Becoming a more robust leader

As the year draws to a close, many of us find ourselves reflecting on the year that has been.  In particular, our satisfaction with how we, and our working teams did over the past twelve months.   No doubt during this reflection there will be countless things that went really well, successes that should be celebrated in our own minds if nothing else.

However there may also have been occasions where things didn’t turn out as you’d hoped, the dice didn’t role in your favor or you responded in a way that tightens your stomach or makes you cringe when your memory even skims the edges of these situations.

The good news is, these occasions are a gift.  An opportunity.  For they offer us  the chance to be prepared for the future., to not only ensure that it never happens again but to have more responses, behavioral and verbal, available to in the moment.  You never have to react in a way that makes the situation worse, you never have to lose your temper with someone, you never have to blurt out an unthoughtful response again.. .. as long as you take the time and make the effort to mentally debrief the unfavorable or unsuccessful situation.

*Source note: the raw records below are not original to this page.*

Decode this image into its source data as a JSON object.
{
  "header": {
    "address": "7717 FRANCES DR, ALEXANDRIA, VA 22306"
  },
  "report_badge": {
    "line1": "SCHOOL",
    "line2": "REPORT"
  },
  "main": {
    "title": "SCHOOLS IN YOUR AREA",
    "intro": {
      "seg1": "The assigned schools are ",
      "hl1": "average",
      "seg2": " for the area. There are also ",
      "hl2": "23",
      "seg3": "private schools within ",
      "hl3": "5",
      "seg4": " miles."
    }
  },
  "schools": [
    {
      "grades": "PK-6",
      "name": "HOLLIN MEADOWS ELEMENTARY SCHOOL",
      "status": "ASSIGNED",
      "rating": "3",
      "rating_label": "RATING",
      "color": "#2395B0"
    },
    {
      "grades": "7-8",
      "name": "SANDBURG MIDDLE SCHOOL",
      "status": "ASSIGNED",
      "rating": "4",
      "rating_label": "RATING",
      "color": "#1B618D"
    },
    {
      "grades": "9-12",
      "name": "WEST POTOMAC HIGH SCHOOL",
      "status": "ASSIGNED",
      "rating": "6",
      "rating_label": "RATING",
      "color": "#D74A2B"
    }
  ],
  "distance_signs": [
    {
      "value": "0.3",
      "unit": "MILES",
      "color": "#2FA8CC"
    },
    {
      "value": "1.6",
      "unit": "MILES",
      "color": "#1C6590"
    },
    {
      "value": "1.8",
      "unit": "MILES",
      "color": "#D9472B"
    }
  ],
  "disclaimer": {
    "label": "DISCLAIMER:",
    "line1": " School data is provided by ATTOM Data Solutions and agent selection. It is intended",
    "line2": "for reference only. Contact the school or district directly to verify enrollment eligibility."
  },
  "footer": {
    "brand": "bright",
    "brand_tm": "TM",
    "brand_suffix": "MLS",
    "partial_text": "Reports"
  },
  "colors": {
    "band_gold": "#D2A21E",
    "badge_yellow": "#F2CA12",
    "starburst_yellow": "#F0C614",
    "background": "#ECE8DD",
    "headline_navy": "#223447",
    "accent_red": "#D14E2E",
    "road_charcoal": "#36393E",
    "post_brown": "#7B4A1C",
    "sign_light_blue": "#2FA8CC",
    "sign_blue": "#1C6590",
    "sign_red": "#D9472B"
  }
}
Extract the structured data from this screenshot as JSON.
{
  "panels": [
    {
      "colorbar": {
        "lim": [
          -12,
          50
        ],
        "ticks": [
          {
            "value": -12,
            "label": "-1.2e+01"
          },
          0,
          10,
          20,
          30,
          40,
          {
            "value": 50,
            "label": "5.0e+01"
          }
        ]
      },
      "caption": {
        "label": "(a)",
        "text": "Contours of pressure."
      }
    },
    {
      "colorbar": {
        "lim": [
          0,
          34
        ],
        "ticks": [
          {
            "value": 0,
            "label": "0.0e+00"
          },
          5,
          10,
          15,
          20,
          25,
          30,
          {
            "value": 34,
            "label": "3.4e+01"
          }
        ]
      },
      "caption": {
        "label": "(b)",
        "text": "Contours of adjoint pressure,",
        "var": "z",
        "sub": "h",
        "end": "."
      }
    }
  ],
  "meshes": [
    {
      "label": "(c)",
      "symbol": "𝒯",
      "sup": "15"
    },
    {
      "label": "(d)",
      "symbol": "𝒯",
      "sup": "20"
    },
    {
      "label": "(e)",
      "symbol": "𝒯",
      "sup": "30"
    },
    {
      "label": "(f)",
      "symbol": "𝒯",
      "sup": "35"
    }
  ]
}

In a concept that Michael Grinder refers to as ‘Closing the Gap’, we each have the ability to train ourselves to be better able to ‘think on our feet’, should a similar situation occur.  It works best if you can wait until you are able to recall the event without feeling physically sick (for disastrous situations), and are able to breathe calmly while recalling what happened.  There are numerous disassociation techniques available from various bodies of knowledge such as Neurolinguistic Programming (NLP) that can help you do this.  For example, you could recall the situation while looking up at the ceiling, keeping your eyes high in your eye sockets – this helps you disconnect from your feelings around the event.

Once you are able to recall the situation with little negative emotion, come up with as many alternate ways that you could have handled the situation as possible.  By doing this, you are creating alternative routes for your brain to go to should a similar situation occur.  The lag time between when you are stuck for a response to when you have a wide range of responses available to you gets shorter and shorter, until you are able to think clearly and have lots of options for how to respond, in the moment.   Many leaders debrief a situation but stop at one alternative way to respond.  Try to come up with three.  By doing so, you are becoming a stronger, more robust leader.

Experience by itself doesn’t make us a better leader unless we consider and do something with it.  Taking the time to reflect in a constructive way on what didn’t go so well allows us develop and skill ourselves as leaders, especially if we are able to disconnect ourselves emotionally from the event as we review it.